I could act like I have all the answers, and I could tell you how to be gentle and how to live this this Christian life and walk it out perfectly. But I’m no guru. I’m no subject matter expert. But the Bible says that Christ has sent us a helper (John 14:26), and that he is a friend that that sticks closer than a brother (John 15:12-15). So when we’re struggling to be gentle, when we’re struggling to be loving, when we’re struggling to forgive those who have hurt us, or be understanding towards those who believe or live in a manner that is contrary to our faith, how can we be those believers who are gentle with our words, as Proverbs says, “A gentle word turns away wrath”? (Prov. 15:1)

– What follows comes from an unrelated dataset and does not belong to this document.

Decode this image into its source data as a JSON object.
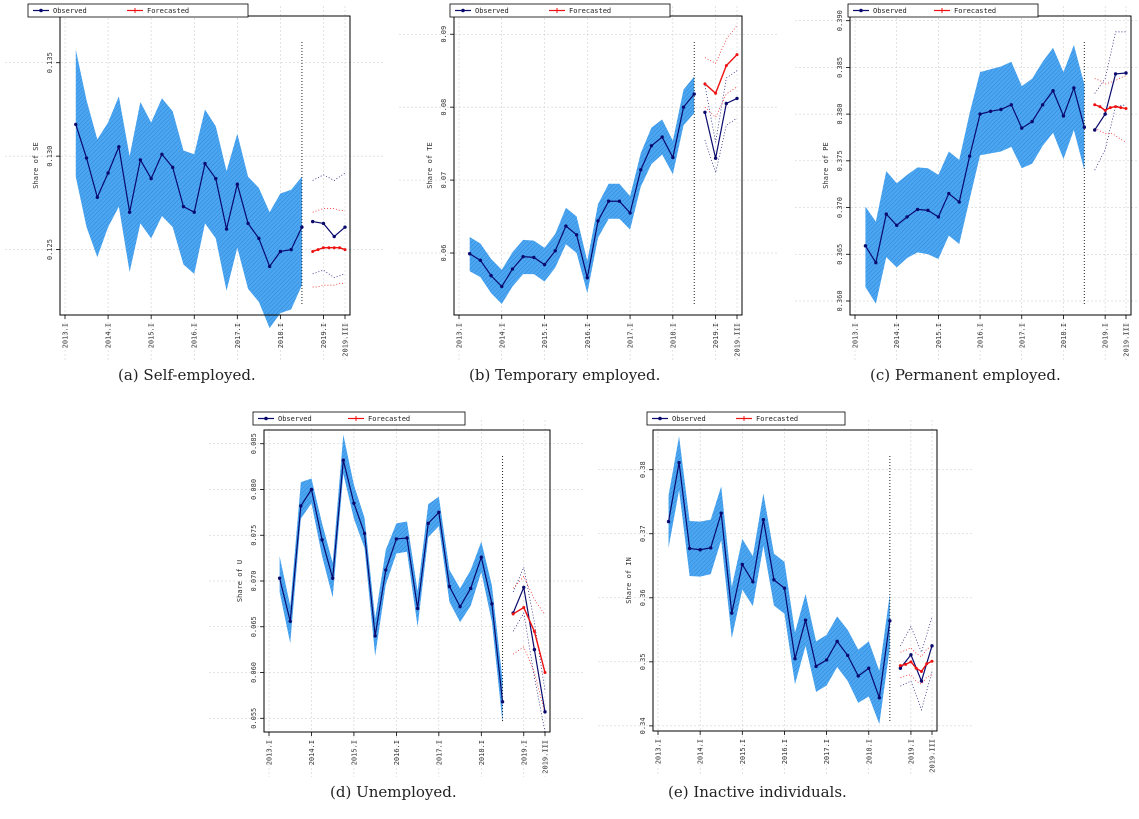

I realize that it’s so easy to be angry. Everybody’s angry nowadays. It’s the norm. It’s outrage culture. We’re outraged about what’s going on over here. And then we’re outraged about what’s going on over there. Everything that was happening in the Ukraine, it feels like that was years ago. Because now we’re on to something else. Now we’re angry about the shootings and everything that’s taking place. We should have such a righteous anger towards these things. But are we praying about it as much as we’re talking about it? Are we taking it to God as much as we’re posting about it on social media? Are we asking God for answers and solutions? Or are we just being people who want to stir up strife and division?
Jesus says in John 13:35, “By this all will know that your are my disciples, if you love one another.” Sometimes I feel ashamed that as a capital C Church, we’re more known for what we’re against, than what we’re really for. If you really think about it, Christ came to seek and save those who are lost. He came for the sick. He came for the poor, he came for the marginalized, he came for the hopeless, he came from the people struggling with depression, anxiety, mental health. He came for the people who are trapped, who are struggling with their sexual identity. We can alter our bodies and we can alter our minds, but only Christ can really transform the heart. The power of the Holy Spirit can do something much greater than our opinions can.
Let’s ask Christ to do a work in our hearts.